RATES AND GLOBAL BIOGEOCHEMICAL CONSEQUENCES OF MICROBIAL ACTIVITY IN SUBSEAFLOOR SEDIMENTS

Our studies of chemical fluxes in subseafloor sediments of several Ocean Drilling Program (ODP) sites indicate that predominant electron acceptors, rates of net respiration and rates of net methane production vary predictably from site to site with organic flux from the surface ocean. Detailed study of open-ocean ODP Site 1226 indicates that gross respiration of dissolved inorganic carbon is in approximate balance with the net rate of electron acceptor reduction; this result indicates that the net rate of electron acceptor reduction closely matches the gross rate of electron acceptor reduction. In combination with cell counts, our results indicate that subseafloor communities at open-ocean sites respire at per-cell rates that are orders of magnitude slower than communities in published culturing experiments or shallow coastal sediments. Although subseafloor microbial activities proceed at very slow rates, they can significantly affect ocean chemistry and climate. The potential effect of subseafloor methane on climate, when catastrophically released, is well known. The effect of subseafloor sulfate reduction on ocean chemistry and atmospheric pCO₂ may be even more significant on geologic timescales but, to our knowledge, has not been previously described. In short, most sulfate reduced in open-ocean sediments is ultimately deposited in the sediment as pyrite.
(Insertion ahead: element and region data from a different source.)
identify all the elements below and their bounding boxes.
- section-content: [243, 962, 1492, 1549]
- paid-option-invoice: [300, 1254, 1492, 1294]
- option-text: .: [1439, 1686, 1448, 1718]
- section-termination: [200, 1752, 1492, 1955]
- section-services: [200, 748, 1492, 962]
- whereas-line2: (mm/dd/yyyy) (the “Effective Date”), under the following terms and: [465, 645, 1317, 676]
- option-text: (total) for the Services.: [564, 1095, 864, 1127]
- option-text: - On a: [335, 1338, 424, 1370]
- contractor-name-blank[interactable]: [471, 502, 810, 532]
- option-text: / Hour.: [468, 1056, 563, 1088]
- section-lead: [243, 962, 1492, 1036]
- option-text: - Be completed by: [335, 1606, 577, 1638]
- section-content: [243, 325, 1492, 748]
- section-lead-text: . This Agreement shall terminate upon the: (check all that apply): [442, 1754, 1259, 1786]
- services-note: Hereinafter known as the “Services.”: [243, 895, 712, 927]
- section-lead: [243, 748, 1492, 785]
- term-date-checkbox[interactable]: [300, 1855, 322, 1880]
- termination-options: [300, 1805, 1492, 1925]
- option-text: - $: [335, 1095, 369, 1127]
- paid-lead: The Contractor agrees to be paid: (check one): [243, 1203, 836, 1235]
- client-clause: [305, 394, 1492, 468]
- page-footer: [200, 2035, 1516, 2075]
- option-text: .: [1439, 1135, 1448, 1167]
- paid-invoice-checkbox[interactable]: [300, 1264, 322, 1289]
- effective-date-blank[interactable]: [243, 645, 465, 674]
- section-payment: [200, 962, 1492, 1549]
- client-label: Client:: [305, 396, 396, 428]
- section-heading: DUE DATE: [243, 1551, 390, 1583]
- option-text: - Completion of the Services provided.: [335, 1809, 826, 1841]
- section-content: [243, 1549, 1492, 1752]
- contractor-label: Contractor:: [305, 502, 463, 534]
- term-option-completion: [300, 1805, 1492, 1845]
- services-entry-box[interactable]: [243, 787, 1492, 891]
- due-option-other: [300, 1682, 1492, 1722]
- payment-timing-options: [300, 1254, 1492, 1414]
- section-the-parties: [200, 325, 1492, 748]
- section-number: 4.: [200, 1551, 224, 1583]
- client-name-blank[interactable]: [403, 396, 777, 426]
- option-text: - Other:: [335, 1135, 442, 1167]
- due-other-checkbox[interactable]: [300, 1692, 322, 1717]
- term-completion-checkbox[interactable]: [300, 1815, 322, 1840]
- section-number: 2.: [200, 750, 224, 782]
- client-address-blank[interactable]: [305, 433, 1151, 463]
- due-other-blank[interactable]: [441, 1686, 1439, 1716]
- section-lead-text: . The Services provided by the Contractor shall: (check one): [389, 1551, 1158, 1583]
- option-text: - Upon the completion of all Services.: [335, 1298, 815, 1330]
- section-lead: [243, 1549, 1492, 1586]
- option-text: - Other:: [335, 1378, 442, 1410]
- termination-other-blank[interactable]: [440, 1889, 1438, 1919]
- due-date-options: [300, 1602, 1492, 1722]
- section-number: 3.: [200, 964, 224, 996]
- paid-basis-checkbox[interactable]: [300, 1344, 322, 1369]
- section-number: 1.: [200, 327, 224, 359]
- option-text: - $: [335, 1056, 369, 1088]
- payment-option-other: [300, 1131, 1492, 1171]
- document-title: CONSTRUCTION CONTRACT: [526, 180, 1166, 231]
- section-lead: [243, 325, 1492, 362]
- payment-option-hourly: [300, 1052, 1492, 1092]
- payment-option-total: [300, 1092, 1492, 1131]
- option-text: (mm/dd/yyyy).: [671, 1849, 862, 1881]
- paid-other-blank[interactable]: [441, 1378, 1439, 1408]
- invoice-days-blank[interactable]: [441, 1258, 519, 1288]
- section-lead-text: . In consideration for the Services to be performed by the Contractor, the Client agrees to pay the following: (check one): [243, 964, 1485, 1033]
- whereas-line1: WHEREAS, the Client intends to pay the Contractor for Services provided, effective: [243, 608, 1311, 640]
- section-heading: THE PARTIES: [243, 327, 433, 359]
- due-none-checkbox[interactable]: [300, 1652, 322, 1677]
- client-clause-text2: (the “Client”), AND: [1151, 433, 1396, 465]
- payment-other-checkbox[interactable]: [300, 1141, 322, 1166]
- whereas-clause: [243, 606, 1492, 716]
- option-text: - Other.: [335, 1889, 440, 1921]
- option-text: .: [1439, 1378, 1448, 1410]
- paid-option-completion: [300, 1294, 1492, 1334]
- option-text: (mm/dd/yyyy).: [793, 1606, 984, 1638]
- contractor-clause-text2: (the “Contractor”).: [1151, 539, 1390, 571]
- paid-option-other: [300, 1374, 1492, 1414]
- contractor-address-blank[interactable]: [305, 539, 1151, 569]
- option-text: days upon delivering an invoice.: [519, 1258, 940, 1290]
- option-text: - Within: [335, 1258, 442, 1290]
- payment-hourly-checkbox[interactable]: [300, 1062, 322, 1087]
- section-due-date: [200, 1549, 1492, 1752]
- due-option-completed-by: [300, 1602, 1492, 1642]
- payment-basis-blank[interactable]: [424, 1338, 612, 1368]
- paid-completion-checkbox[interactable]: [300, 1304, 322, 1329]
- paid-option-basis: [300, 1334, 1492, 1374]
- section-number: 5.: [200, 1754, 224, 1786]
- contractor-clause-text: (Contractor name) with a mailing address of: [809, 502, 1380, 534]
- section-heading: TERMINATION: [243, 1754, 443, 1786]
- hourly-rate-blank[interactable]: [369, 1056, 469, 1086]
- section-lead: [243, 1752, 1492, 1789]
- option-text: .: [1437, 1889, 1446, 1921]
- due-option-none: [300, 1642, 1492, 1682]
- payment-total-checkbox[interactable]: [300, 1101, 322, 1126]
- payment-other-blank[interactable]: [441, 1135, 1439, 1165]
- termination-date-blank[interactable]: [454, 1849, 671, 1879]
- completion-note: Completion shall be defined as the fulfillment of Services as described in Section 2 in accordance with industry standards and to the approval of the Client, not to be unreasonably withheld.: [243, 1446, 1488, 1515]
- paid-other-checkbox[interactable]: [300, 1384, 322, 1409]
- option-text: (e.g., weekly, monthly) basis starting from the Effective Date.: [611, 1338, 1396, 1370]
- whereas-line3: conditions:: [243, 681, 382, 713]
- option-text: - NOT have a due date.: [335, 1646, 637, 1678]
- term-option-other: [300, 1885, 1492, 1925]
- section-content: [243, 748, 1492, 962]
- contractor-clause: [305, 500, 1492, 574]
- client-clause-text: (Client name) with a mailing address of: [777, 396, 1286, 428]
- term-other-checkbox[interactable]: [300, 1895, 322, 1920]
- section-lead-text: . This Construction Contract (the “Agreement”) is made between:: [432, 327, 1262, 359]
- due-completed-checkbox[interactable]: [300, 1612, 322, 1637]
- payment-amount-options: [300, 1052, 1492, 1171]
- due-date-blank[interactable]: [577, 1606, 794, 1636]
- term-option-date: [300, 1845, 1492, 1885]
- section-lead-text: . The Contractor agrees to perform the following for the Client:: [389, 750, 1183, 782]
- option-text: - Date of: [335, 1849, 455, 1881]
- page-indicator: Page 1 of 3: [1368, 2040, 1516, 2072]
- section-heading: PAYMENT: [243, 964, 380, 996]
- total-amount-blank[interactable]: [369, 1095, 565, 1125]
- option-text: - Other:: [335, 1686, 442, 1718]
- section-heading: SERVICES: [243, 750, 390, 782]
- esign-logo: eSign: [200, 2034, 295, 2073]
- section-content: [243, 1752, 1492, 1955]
This process of pyrite burial affects ocean alkalinity, pH and atmospheric pCO₂ by removing strong acid from the ocean. For example, a one-millimolar increase in oceanic sulfate concentration due to decreased pyrite burial will increase atmospheric pCO₂ by a factor of four. In contrast, a one-millimolar decrease in oceanic sulfate concentration due to increased pyrite burial will drive atmospheric pCO₂ to nearly zero. We will describe possible feedback mechanisms and Earth historical implications of this process.